Many of his photos feature reminders of man's attempts to domesticate nature.
Goiris creates powerful images, in which he combines an almost universal perception of beauty with a subtle frisson of danger.
As well as being mental images, his photos are records of reality that generate room for stories, associations and suspense in the area of tension between fact and fiction.
The exhibition is entirely without daylight, and the oppressive atmosphere is intensified by spatial interventions and interaction between slide shows, framed photos of varying dimensions and enormous prints.

I gathered hereunder the photos I consider the most representative of the exhibition I visited.

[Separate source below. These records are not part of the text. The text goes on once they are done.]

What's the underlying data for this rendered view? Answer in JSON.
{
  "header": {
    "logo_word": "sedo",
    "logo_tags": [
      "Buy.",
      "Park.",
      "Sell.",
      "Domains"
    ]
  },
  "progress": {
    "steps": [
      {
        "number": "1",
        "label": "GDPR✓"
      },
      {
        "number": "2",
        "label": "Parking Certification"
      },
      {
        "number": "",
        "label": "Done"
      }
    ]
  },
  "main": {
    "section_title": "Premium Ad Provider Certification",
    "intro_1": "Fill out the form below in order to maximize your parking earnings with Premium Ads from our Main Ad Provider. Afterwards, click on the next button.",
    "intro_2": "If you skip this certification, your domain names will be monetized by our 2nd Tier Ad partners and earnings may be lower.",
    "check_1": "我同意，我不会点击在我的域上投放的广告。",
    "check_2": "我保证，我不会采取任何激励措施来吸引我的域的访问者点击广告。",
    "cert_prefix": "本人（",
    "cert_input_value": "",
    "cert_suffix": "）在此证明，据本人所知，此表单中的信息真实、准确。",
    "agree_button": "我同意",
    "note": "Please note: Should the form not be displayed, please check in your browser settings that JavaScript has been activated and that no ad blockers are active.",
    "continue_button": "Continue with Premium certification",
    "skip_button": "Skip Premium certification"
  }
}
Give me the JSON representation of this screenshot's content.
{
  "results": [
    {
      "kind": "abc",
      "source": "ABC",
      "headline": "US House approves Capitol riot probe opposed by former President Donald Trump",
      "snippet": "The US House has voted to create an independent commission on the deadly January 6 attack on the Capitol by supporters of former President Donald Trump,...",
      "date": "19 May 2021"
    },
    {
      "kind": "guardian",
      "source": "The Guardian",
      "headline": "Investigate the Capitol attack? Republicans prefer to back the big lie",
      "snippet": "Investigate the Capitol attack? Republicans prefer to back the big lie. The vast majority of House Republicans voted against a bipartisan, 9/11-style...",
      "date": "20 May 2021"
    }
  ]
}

I appreciate very much the simple, pure graphic touch of this shot, which was shown at the very beginning of the exhibition.
I like the very interesting light effect that the artist managed to create and I believe it gives to the picture a touch of magic.
I do not necessarily like the light grey shadows that can be perceived in the right part and on the central bottom of the frame, because I find that they distract the look from the real subject.



This is definitely my favourite photo.
The narrative of this shot is very intense and I think that this juxtaposition is simply perfect.
What are the children doing? Why did the bird die? What is the relation between them? Why so much pain? 
All these questions come to my mind and make me travel with my mind through the photo again and again, looking for more details, more answers.
This is exactly what a photographer should make me do. Great!



The rhino in the fog is dark and somehow scares me.
However, it is inoffensive, the threat is no longer there as it is too late: the powerful animal is gone, like eaten by the fog.
Very nice shot which won the Deutsche Borse award!



Goiris explains that the choice of his subjects depends. 
Sometimes they choose him instead of the other way around. 
In this series Resonance, for example, most of the photographs were made while he was traveling without a specific preconceived target, but with a camera. 
So when he came across inspiring people, places, animals, objects, atmospheres, or light conditions, he reacted on these in an improvised way. 
As if the photograph was already there in front of his eyes, and all he had to do was to record it.